Why on earth did they use UK system?
Plenty of really strange decisions come out of UK judges (like this interpretation of "consultation")
.. and with current UK govt having wet dreams about destroying workers rights (its already slipped out) when / if we leave the EU, then don't discount a bit of behind the scenes political pressure on the interpretation (Yes I know the judiciary is supposedly independent in the UK, but influences can be subtle and lots of the "establishment" figures socialise in relatively small circles (with low odds that said circles have many horny handed sons of toil, and so easy for "groupthink" effects to subconsciously take effect)
Far more sensible to have used somewhere else e.g. Germany, where works Council / consultation between workers representative body and employers is a big, long established thing (with lots of legal background) and taken very seriously.
"it allows big employers to effectively ignore EU-mandated trade unions when sacking large numbers of staff"
Congratulations on having finally understood the point. As for those who consider that this gets rid of some "remaniac" issues, I'd love to see your face when you're the one getting the sack without recourse.
I'd sooner have a job with less rights than no job at all. Like it or not , companies tend to migrate to countries with the lightest regulation whether it be employment law or financial or tax. For the latter, why do you think Ireland did so well? Though the EU fined them but AFAIK they've yet to pay and good luck to brussels getting the money out of them given Leo Veradkar is currently their anti-brexit poster child.
I'd sooner have a job with less rights than no job at all.
Coming soon to your world.... zero hours contracts.....where you effectivly have no rights, no holidays no pension and no sickpay. oh and 1/2 a chance your 'employer' will charge you if you do take a day off sick..
If you're happy with that, good for you.... the rest of us prefer a world away from the 1840's
"If you're happy with that, good for you.... the rest of us prefer a world away from the 1840's"
Clearly you've never been unemployed for any significant period of time like I have. Trust me - a zero hours contract is better than being on the dole otherwise why do you think so many people do it?
You need a reality check my friend.
If they keep going downmarket with the quality, knowledge and experience of their support staff, then Oracle may soon be a distant memory in parts of western and central Europe as well. They certainly are in my own database related work.
There is plenty of established law in the UK around redundancy and consultation. The generally approved interpretation has simply led to there being established timescales for consultation rather than depending on receiving responses. In redundancy situations this often means that both employer and staff are left waiting in limbo for the "consultation" period to elapse before being able to proceed. This is often a situation that nobody likes especially where redundancies are being made in smaller businesses where it could very reasonably and fairly be wrapped up quite quickly.
Without looking into this in further detail I would imagine the situation is simply that the judge considers that sufficient time had passed for consultation and the fact that the worker committee hadn't responded is not relevant. The key reason for this interpretation will almost certainly be to prevent mandatory consultation being used to permanently stall the process.

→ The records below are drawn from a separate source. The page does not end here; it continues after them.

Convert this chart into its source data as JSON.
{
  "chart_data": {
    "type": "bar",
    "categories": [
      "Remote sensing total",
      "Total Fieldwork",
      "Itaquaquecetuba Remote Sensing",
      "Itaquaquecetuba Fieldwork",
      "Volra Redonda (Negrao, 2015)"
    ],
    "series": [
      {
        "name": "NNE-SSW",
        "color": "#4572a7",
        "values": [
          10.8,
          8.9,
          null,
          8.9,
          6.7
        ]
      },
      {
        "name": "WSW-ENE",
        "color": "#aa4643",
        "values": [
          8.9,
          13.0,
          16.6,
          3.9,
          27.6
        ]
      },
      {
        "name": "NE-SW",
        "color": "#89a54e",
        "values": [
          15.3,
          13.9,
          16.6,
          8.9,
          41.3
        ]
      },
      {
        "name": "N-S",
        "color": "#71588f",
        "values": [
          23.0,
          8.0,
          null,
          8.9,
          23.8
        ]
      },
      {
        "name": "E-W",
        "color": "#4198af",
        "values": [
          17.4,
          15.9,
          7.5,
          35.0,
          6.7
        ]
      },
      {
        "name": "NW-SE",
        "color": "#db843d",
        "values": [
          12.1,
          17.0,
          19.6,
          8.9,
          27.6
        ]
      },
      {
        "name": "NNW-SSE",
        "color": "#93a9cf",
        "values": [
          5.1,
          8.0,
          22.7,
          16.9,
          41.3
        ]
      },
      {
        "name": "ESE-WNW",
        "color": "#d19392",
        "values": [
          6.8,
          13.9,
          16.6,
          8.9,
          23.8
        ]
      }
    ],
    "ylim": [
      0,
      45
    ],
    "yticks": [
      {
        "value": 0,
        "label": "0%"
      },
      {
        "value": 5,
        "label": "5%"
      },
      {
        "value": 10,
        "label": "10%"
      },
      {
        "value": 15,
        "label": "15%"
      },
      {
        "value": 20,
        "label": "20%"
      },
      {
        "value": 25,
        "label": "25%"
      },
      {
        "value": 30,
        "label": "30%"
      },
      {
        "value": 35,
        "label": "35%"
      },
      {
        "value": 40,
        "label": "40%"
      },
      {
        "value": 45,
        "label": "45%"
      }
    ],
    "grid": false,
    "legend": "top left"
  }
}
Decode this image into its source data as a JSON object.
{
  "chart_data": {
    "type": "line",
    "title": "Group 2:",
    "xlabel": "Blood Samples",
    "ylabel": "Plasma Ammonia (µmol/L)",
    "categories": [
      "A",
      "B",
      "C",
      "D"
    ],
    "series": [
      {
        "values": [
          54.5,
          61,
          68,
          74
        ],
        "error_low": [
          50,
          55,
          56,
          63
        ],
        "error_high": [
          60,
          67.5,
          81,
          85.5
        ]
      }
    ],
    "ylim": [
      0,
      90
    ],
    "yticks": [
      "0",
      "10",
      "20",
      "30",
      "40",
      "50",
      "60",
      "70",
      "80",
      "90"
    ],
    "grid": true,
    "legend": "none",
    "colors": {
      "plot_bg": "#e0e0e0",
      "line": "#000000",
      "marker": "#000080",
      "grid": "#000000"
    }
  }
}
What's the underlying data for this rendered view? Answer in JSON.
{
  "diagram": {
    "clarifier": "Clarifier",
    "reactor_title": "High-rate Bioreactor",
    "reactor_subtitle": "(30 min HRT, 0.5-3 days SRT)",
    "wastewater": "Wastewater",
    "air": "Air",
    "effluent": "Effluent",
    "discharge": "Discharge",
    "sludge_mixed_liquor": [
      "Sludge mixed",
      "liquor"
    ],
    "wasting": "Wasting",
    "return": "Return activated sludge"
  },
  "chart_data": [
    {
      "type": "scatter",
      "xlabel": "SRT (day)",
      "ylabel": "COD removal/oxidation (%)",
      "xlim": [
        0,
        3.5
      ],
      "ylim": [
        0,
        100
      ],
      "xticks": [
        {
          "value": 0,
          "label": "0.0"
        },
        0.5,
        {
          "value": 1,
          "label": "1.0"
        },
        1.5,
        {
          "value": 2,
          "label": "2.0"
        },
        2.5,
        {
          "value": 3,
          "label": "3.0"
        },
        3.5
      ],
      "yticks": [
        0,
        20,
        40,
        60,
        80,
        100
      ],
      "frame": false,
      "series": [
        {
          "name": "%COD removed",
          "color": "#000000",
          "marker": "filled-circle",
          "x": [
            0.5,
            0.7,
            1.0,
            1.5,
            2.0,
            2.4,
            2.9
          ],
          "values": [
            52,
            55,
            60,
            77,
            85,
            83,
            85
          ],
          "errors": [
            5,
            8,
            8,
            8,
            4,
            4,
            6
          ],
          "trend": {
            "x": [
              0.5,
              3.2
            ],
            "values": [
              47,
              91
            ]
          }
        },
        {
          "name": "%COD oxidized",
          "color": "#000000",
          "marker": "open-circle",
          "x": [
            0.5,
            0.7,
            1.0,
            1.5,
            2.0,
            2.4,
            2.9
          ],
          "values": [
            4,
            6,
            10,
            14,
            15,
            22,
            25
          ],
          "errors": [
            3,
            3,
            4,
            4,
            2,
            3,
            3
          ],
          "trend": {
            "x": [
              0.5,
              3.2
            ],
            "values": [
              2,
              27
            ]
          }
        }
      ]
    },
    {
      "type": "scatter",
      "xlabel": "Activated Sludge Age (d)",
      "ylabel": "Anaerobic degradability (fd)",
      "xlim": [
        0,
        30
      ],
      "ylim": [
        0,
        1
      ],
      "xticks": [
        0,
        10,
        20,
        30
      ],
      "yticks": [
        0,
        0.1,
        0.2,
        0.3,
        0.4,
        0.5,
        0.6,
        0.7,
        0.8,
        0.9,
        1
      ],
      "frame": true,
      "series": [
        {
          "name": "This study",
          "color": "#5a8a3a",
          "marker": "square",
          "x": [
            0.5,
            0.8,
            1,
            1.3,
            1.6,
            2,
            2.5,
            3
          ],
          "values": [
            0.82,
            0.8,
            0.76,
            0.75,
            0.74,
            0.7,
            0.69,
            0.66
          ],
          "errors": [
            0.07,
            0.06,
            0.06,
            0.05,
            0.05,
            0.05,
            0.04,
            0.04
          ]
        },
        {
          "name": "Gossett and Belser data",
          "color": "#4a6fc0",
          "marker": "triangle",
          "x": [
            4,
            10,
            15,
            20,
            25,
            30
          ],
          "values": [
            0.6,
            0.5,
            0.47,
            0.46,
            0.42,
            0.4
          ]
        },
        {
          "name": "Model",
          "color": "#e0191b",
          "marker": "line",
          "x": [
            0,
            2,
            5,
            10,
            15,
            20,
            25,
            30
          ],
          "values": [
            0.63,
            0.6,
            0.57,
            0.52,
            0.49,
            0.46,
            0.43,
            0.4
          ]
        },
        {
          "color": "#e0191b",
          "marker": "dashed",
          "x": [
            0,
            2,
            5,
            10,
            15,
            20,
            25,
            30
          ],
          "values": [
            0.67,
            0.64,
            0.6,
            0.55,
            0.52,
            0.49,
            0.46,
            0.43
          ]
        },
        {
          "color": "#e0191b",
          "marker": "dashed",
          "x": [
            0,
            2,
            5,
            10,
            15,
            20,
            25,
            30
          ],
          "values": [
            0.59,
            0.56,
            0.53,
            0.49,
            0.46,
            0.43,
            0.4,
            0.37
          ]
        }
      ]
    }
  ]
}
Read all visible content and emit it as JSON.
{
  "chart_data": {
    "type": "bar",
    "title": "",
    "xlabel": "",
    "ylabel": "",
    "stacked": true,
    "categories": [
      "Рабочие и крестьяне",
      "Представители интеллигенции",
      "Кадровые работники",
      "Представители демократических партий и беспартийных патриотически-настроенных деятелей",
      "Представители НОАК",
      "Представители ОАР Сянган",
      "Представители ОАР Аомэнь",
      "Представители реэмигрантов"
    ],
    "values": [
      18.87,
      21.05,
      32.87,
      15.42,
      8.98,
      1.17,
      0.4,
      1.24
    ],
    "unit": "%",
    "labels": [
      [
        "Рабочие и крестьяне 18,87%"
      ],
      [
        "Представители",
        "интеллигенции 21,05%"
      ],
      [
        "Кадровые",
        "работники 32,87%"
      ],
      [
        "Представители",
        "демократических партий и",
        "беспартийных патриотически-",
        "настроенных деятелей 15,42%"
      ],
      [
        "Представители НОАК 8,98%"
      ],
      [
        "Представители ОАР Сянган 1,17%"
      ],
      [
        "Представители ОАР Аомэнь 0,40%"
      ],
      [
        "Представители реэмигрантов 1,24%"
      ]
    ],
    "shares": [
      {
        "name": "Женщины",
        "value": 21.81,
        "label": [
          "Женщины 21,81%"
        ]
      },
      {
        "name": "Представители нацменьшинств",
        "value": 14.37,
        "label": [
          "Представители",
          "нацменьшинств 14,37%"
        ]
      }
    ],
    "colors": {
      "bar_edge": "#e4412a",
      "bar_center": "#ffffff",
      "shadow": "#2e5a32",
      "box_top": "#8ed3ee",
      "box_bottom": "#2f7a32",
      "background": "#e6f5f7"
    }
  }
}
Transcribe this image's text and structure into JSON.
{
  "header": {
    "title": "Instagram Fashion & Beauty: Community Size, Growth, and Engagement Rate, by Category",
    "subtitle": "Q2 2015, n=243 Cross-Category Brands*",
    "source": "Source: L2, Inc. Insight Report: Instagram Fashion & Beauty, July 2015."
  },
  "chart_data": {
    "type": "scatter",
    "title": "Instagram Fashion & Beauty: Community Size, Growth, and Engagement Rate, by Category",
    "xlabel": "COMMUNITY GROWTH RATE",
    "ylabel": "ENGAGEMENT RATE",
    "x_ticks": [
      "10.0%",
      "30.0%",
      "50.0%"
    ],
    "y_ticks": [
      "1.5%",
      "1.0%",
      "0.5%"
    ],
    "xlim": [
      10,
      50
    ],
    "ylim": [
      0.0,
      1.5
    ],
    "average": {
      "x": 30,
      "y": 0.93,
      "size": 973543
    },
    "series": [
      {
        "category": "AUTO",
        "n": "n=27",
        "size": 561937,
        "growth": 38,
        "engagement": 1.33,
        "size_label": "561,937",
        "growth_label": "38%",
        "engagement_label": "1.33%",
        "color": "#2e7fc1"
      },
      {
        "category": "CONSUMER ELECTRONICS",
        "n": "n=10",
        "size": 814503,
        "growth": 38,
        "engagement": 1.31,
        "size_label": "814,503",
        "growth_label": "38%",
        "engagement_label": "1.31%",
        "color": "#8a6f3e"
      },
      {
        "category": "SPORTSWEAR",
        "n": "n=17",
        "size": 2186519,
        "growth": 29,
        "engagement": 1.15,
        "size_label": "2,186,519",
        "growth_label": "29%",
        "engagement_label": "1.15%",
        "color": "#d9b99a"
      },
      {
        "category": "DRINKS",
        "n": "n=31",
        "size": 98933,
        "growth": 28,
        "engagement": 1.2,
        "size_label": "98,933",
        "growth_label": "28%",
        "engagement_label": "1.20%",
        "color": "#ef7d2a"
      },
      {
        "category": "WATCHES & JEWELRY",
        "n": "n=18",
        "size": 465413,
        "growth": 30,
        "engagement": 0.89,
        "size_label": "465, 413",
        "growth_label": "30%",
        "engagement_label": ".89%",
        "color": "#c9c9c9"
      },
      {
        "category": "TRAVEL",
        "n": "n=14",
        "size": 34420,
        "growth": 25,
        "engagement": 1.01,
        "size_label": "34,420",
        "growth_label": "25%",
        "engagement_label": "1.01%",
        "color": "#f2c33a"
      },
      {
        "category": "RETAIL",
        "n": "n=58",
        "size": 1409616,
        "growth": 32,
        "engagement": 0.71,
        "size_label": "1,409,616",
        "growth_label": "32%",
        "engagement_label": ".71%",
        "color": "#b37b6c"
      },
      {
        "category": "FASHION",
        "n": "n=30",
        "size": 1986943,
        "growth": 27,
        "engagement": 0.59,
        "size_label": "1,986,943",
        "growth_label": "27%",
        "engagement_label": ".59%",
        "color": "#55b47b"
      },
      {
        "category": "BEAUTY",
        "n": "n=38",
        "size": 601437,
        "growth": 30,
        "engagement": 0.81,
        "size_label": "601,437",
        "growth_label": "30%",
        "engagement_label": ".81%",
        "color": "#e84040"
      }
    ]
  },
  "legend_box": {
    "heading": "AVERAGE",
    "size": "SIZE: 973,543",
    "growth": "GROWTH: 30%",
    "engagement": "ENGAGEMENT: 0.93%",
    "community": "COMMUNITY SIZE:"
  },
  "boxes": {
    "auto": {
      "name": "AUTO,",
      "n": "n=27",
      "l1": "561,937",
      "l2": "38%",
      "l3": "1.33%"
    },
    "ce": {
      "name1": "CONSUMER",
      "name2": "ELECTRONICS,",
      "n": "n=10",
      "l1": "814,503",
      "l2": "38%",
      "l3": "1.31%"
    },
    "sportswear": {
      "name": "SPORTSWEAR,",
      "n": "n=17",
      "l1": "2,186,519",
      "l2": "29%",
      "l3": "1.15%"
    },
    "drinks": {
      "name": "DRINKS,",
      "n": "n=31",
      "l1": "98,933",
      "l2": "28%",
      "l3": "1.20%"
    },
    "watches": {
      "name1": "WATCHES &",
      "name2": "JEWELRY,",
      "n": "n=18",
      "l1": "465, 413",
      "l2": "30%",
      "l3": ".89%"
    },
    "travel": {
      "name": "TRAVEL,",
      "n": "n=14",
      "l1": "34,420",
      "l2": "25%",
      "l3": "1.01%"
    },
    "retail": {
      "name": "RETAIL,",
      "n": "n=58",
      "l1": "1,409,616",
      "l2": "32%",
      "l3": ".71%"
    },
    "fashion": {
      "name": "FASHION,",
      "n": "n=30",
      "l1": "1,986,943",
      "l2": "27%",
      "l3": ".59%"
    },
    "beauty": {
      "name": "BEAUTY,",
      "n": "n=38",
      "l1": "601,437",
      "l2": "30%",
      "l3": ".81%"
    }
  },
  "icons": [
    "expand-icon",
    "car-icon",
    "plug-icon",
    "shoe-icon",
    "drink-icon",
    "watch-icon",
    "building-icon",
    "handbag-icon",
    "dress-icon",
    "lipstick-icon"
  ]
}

If you don't like that offshoring policies of companies like Oracle then the answer isn't to rely on details of the redundancy process, it needs to depend on internationalisation of things like the TUPE regulations that basically say you can't make people redundant unless the work they are doing is redundant. What isn't clear to me is why nobody is pursuing a TUPE claim around these redundancies.
Did Oracle outsource, or just offshore? If they've offshored then TUPE doesn't come into play, as it's merely a change in location.
If they outsourced then it may not come into play as Oracle didn't divest that function, they closed it and sought external provision instead.